A rather long winded explanation as to why this project exists today, you may skip directly to Installing ahkab.

## Do circuit simulators dim your wit?¶

A young engineer begins to design a well-known, basic circuit block. He knows his stuff and he’s prepared: he did his homework on pen and paper first and now he wants to take care of schematic entry, checking that the circuit indeed works as expected, in case introducing slight adjustments as needed.

He draws the circuit and, without even thinking about it, he clicks Simulate.

The results are surprising to him, something he has not taken into account has influenced his simulation and the numbers are slightly off. Or maybe the schematic was drawn in a rush?

He starts fiddling with the design parameters. Make some transistors bigger. Now, make a few others smaller. Shouldn’t this fix it? - he wonders. Maybe, but the aspect ratios that were just changed almost at random were initially selected to reach multiple results at the same time.

Now, the design does not meet, not one, but multiple specs. He removes parts that are secondary for the current simulation.

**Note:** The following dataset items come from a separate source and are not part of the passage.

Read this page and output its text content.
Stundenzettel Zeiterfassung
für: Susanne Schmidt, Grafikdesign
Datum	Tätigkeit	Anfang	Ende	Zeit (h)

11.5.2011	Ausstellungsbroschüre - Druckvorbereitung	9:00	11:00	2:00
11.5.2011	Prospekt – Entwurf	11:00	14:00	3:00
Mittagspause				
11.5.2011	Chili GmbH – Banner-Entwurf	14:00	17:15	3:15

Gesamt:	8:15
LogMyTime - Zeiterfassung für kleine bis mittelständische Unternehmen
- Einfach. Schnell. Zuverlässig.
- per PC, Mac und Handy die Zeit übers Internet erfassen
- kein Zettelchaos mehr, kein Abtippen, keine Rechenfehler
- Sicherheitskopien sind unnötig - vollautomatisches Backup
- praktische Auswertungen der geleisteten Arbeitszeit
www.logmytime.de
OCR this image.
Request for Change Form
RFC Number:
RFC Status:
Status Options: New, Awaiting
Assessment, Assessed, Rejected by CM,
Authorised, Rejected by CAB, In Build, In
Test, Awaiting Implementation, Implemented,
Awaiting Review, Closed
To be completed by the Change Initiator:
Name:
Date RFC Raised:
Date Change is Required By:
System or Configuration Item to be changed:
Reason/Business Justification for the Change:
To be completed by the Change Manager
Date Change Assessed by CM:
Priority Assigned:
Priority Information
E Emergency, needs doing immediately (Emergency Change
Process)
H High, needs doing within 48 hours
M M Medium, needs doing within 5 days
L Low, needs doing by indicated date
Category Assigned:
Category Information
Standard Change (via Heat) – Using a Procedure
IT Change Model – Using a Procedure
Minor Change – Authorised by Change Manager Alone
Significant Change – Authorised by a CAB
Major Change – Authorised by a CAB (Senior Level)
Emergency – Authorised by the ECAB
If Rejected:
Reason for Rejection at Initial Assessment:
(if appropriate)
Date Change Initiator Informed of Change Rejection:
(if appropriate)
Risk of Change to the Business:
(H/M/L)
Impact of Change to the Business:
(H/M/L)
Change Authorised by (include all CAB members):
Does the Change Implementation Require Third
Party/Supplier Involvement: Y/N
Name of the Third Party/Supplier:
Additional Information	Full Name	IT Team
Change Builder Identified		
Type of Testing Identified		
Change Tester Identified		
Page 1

Then proceeds to change the simulation itself...

### What’s left of a good idea¶

If a fellow design engineer were to look at his screen now, he’d see a horrifying circuit: aspect ratios all over the place, cheap hacks to make up for the “secondary” parts that were removed in order to simplify the circuit, quantities that make no sense in the physical world.

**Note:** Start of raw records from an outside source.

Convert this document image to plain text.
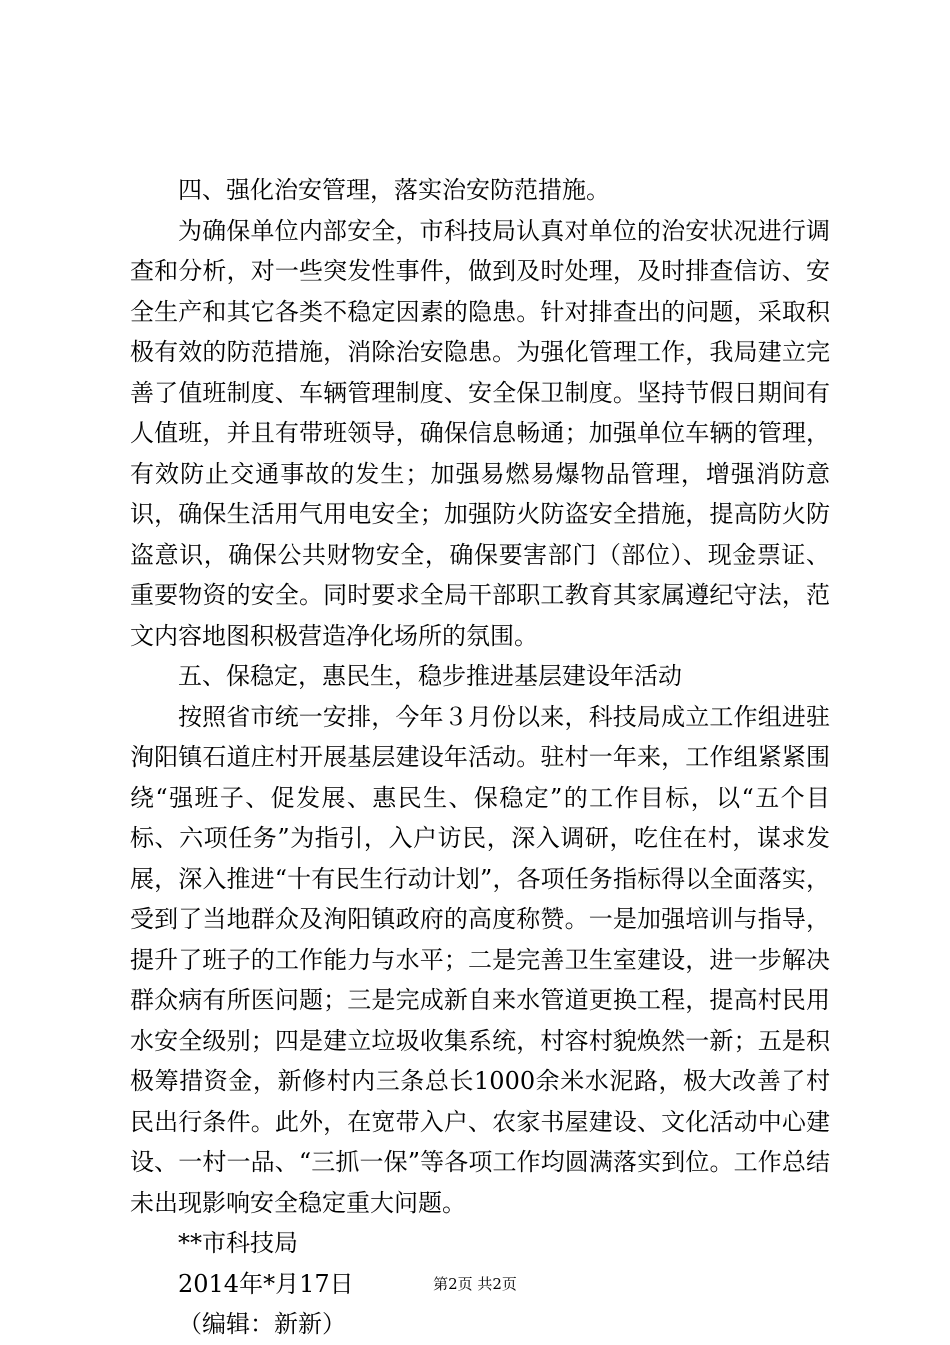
四、强化治安管理，落实治安防范措施。

为确保单位内部安全，市科技局认真对单位的治安状况进行调查和分析，对一些突发性事件，做到及时处理，及时排查信访、安全生产和其它各类不稳定因素的隐患。针对排查出的问题，采取积极有效的防范措施，消除治安隐患。为强化管理工作，我局建立完善了值班制度、车辆管理制度、安全保卫制度。坚持节假日期间有人值班，并且有带班领导，确保信息畅通；加强单位车辆的管理，有效防止交通事故的发生；加强易燃易爆物品管理，增强消防意识，确保生活用气用电安全；加强防火防盗安全措施，提高防火防盗意识，确保公共财物安全，确保要害部门（部位）、现金票证、重要物资的安全。同时要求全局干部职工教育其家属遵纪守法，范文内容地图积极营造净化场所的氛围。

五、保稳定，惠民生，稳步推进基层建设年活动

按照省市统一安排，今年３月份以来，科技局成立工作组进驻洵阳镇石道庄村开展基层建设年活动。驻村一年来，工作组紧紧围绕“强班子、促发展、惠民生、保稳定”的工作目标，以“五个目标、六项任务”为指引，入户访民，深入调研，吃住在村，谋求发展，深入推进“十有民生行动计划”，各项任务指标得以全面落实，受到了当地群众及洵阳镇政府的高度称赞。一是加强培训与指导，提升了班子的工作能力与水平；二是完善卫生室建设，进一步解决群众病有所医问题；三是完成新自来水管道更换工程，提高村民用水安全级别；四是建立垃圾收集系统，村容村貌焕然一新；五是积极筹措资金，新修村内三条总长1000余米水泥路，极大改善了村民出行条件。此外，在宽带入户、农家书屋建设、文化活动中心建设、一村一品、“三抓一保”等各项工作均圆满落实到位。工作总结未出现影响安全稳定重大问题。

**市科技局

2014年*月17日

（编辑：新新）

第2页 共2页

After going down the road of compulsive circuit simulation, little is left of the initial, promising design and our young engineer feels lost, frustrated and he’s metaphorically about to hitting his head against the keyboard of his workstation.

Where’s the fun of doing circuit design this way?

### In the end¶

We have seen the above before... and that’s not how our beloved microelectronic work should be.

Circuit simulators are just a tool. An insidious one at it, as we may naively use them instead of our gray matter, blindly trusting our models or giving in to the temptation of manual, broken “optimization” fiddling, rather than as a verification tool, area where they truly excel.

It doesn’t help much that often neither it is straightforward to debug a simulation, nor it is clear what exactly the simulator is doing.

Which brings us to:

## What we try to do here with ahkab¶

The ahkab circuit simulator is an experiment.

We have no expectation that our proof-of-concept, sometimes buggy, small circuit simulation tool will be replacing the mainstream circuit simulators: they are mainstream for good reasons and they very much deserve the praise and money we pay. It would be foolish to think otherwise.

### 1. Peek under the hood¶

But we do still think we have our own place: what we wish to do with ahkab is to allow the user, the designer, to peek behind the veil and see more clearly what goes on with his simulations.

For this reason, ahkab supports operations such as printing out all equation matrices.

It is also written in a scripted, interpreted language (Python) that, while requiring us to sacrifice raw speed, should make it relatively easy to see what’s going on behind the hood.

And the algorithms are there for you to see, inspect and, if need be, correct: too often scientific papers about software come with no available implementation or the source is not distributed: with ahkab all code is available under a copy-left license, allowing you to benefit of the code, modify it and giving others the same freedom.

### 2. Experiment¶

With ahkab, you are welcome to implement an algorithm you have read about in a paper, if you are so inclined: we believe no lecture, no matter how in-depth, will provide an insight in a circuit simulation algorithm as deep as rolling up your sleeves and trying to code it up yourself. (please remember talk to us well in advance if you expect us to include your work!)

### 3. Have fun doing electronics!¶

All in all, we hope this little project helps you understand better what will goes on in your circuit when you implement it, when you simulate it and especially we wish you have fun while doing so!